REQUEST FOR A HEARING The respondent may request a hearing before an administrative law judge. The judge must issue a decision which may affirm, increase or decrease the penalties imposed by the Secretary of the Department of Health and Human Services. The judges’ decision is final. 45 CFR § 160.514(b), 45 CFR § 160.564

FAILURE TO REQUEST A HEARING Failure to request a hearing within the 60 days permits the imposition of the penalty without a hearing. There is no right of appeal if a hearing has not been requested

COLLECTION OF PENALTY The penalty may be recovered through a civil action in the district where the respondent resides is found or is located. The amount of penalty may be deducted from money owed to the respondent from the government or state agency. 45 CFR § 160.516, 45 CFR § 160.518

CIVIL MONITORY PENALTIES: The monitory penalty may be up to $100.00 per violation. A penalty is capped at $25, 000 per year for EACH requirement or prohibition that is violated. The covered entity has a right to notice and a hearing before a civil monetary penalty becomes final.

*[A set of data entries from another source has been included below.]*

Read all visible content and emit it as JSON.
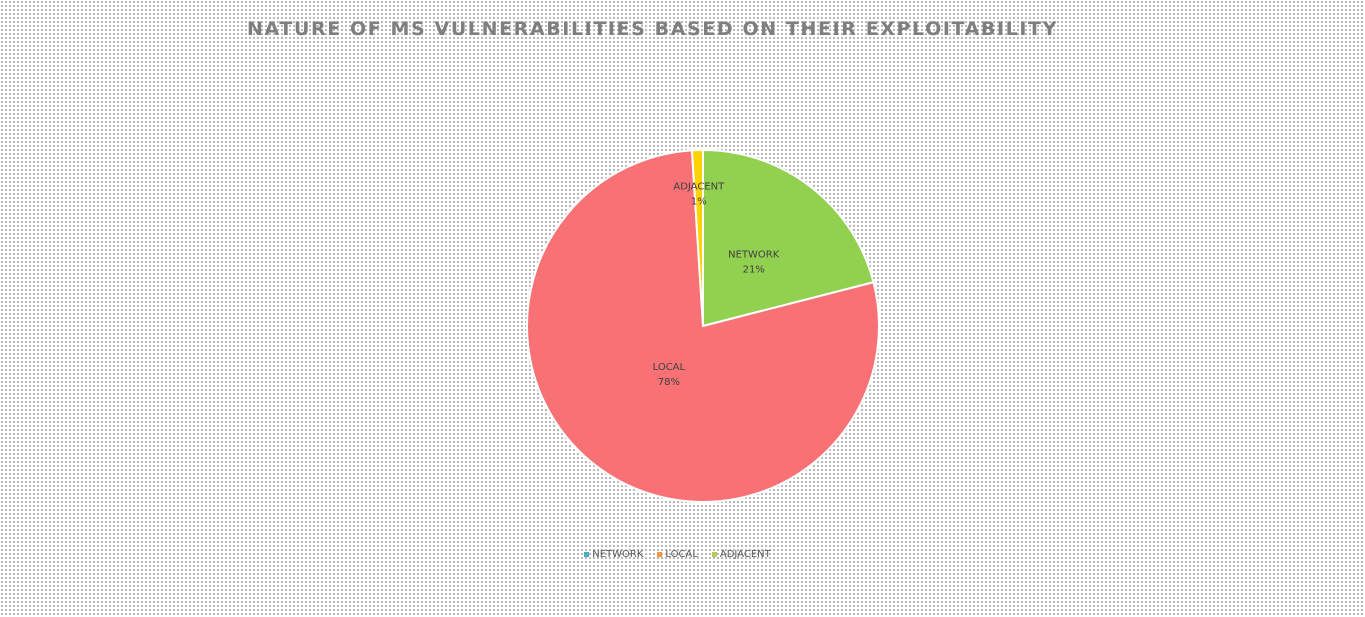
{
  "chart_data": {
    "type": "pie",
    "title": "NATURE OF MS VULNERABILITIES BASED ON THEIR EXPLOITABILITY",
    "categories": [
      "NETWORK",
      "LOCAL",
      "ADJACENT"
    ],
    "values": [
      21,
      78,
      1
    ],
    "value_labels": [
      "21%",
      "78%",
      "1%"
    ],
    "colors": [
      "#92d050",
      "#f87175",
      "#ffd200"
    ],
    "legend_colors": [
      "#4bacc6",
      "#f79646",
      "#b8cc4a"
    ],
    "legend_position": "bottom",
    "start_angle_deg": 0,
    "direction": "clockwise"
  }
}
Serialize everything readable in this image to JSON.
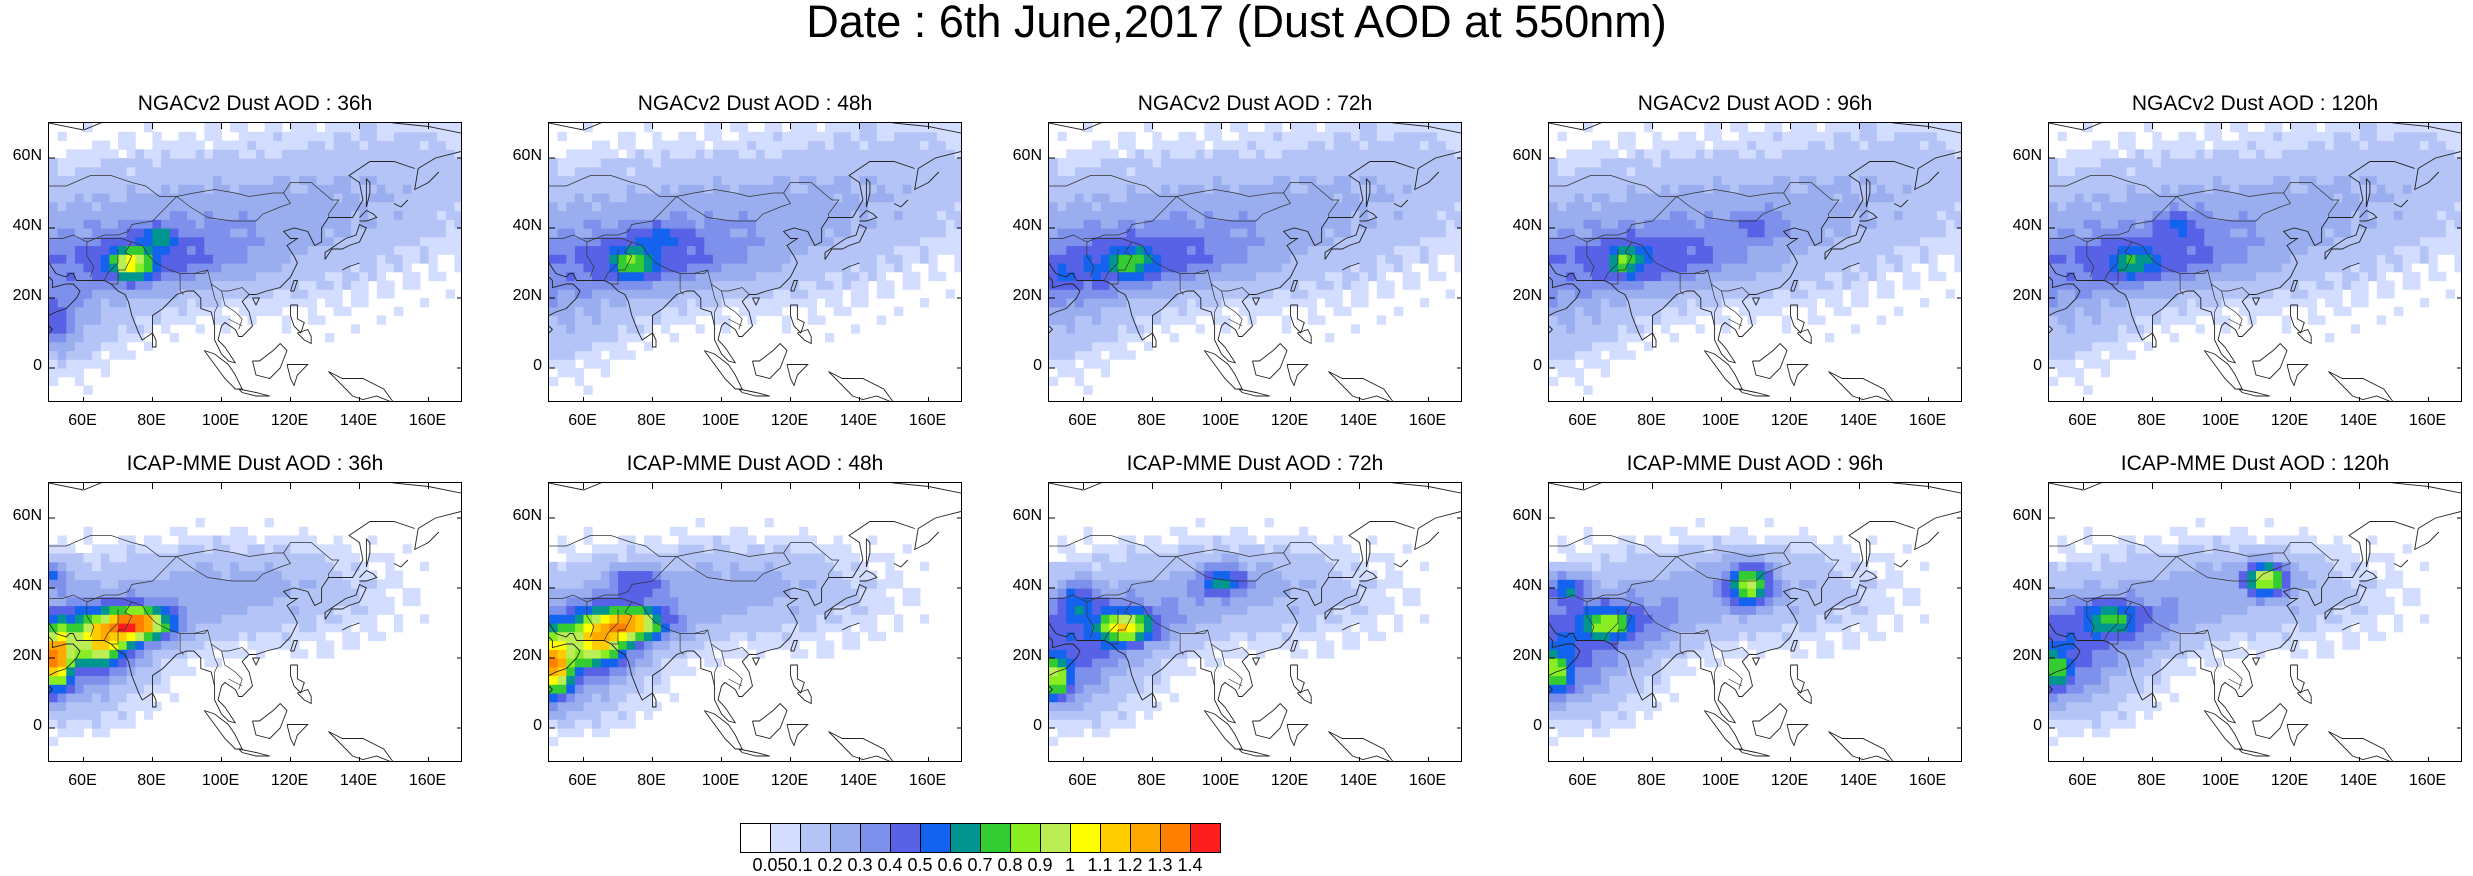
{
  "header": {
    "title": "Date : 6th June,2017 (Dust AOD at 550nm)"
  },
  "axes": {
    "lat_labels": [
      "60N",
      "40N",
      "20N",
      "0"
    ],
    "lon_labels": [
      "60E",
      "80E",
      "100E",
      "120E",
      "140E",
      "160E"
    ]
  },
  "panels": [
    {
      "title": "NGACv2 Dust AOD : 36h"
    },
    {
      "title": "NGACv2 Dust AOD : 48h"
    },
    {
      "title": "NGACv2 Dust AOD : 72h"
    },
    {
      "title": "NGACv2 Dust AOD : 96h"
    },
    {
      "title": "NGACv2 Dust AOD : 120h"
    },
    {
      "title": "ICAP-MME Dust AOD : 36h"
    },
    {
      "title": "ICAP-MME Dust AOD : 48h"
    },
    {
      "title": "ICAP-MME Dust AOD : 72h"
    },
    {
      "title": "ICAP-MME Dust AOD : 96h"
    },
    {
      "title": "ICAP-MME Dust AOD : 120h"
    }
  ],
  "colorbar": {
    "labels": [
      "0.05",
      "0.1",
      "0.2",
      "0.3",
      "0.4",
      "0.5",
      "0.6",
      "0.7",
      "0.8",
      "0.9",
      "1",
      "1.1",
      "1.2",
      "1.3",
      "1.4"
    ],
    "colors": [
      "#ffffff",
      "#d3ddff",
      "#b5c4f6",
      "#9aaeef",
      "#7d90ec",
      "#5862e6",
      "#1463ee",
      "#00958f",
      "#33cc33",
      "#88ee22",
      "#bbee55",
      "#ffff00",
      "#ffcc00",
      "#ffa800",
      "#ff7f00",
      "#ff1e1e"
    ]
  }
}
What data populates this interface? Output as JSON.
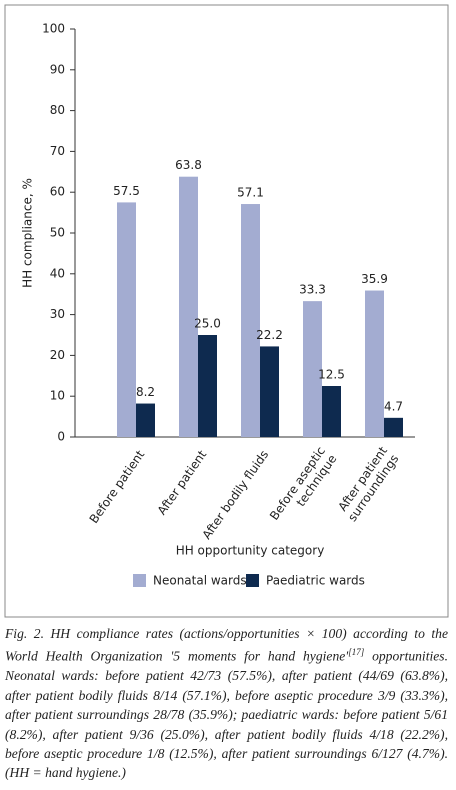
{
  "chart_data": {
    "type": "bar",
    "ylabel": "HH compliance, %",
    "xlabel": "HH opportunity category",
    "categories": [
      "Before patient",
      "After patient",
      "After bodily fluids",
      "Before aseptic\ntechnique",
      "After patient\nsurroundings"
    ],
    "series": [
      {
        "name": "Neonatal wards",
        "color": "#a3acd1",
        "values": [
          57.5,
          63.8,
          57.1,
          33.3,
          35.9
        ],
        "value_labels": [
          "57.5",
          "63.8",
          "57.1",
          "33.3",
          "35.9"
        ]
      },
      {
        "name": "Paediatric wards",
        "color": "#0e2a4f",
        "values": [
          8.2,
          25.0,
          22.2,
          12.5,
          4.7
        ],
        "value_labels": [
          "8.2",
          "25.0",
          "22.2",
          "12.5",
          "4.7"
        ]
      }
    ],
    "ylim": [
      0,
      100
    ],
    "yticks": [
      0,
      10,
      20,
      30,
      40,
      50,
      60,
      70,
      80,
      90,
      100
    ],
    "legend": "bottom"
  },
  "caption": {
    "before": "Fig. 2. HH compliance rates (actions/opportunities × 100) according to the World Health Organization '5 moments for hand hygiene'",
    "sup": "[17]",
    "after": " opportunities. Neonatal wards: before patient 42/73 (57.5%), after patient (44/69 (63.8%), after patient bodily fluids 8/14 (57.1%), before aseptic procedure 3/9 (33.3%), after patient surroundings 28/78 (35.9%); paediatric wards: before patient 5/61 (8.2%), after patient 9/36 (25.0%), after patient bodily fluids 4/18 (22.2%), before aseptic procedure 1/8 (12.5%), after patient surroundings 6/127 (4.7%). (HH = hand hygiene.)"
  }
}
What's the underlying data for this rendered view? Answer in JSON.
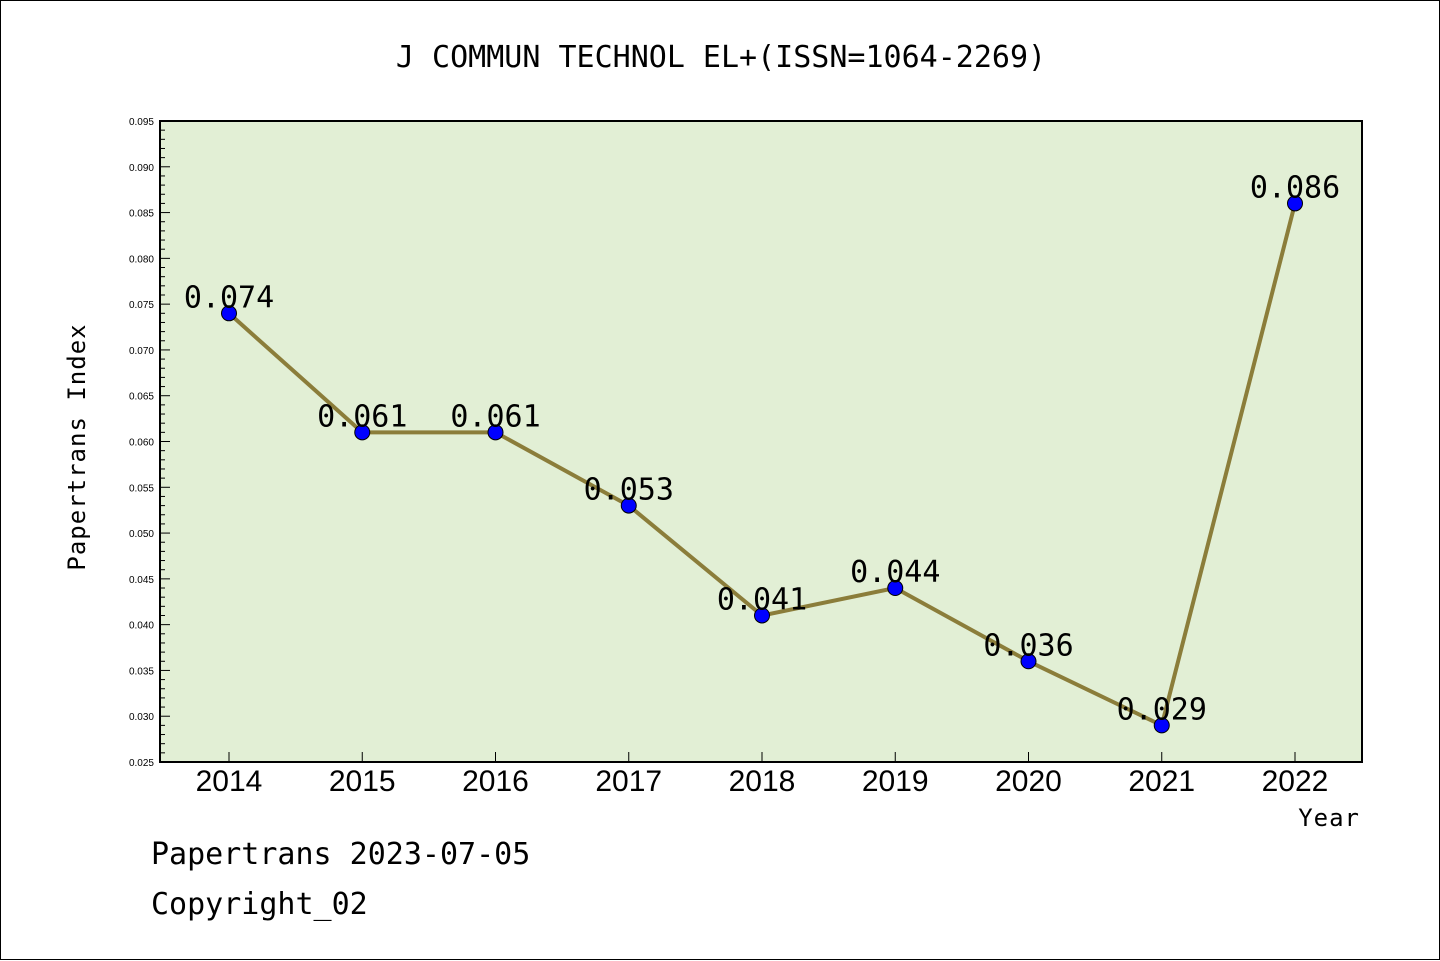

CIVIL PENALTIES NO civil penalties are given if an individual or covered entity:

1.        Did not know they were violating HIPAA standards      

2.       Exercised reasonable care and could not have known of the violation

3.       If the failure is due to a reasonable cause and not willful neglect

4.       The covered entity corrects non-compliance within 30 days

CRIMINAL PENALTIES A criminal penalty applies to knowingly obtaining or disclosing protected health information (PHI) in violation of the Privacy Rule.  Penalties include: $50,000.00 and one year in prison  $1000, 000.00 and up to 5 years in prison for offences committed under “false pretenses” and up to $250,000.00 and 10 years in prison for offences committed with the intent to sell, transfer or use PHI for commercial advantage, personal gain or malicious harm.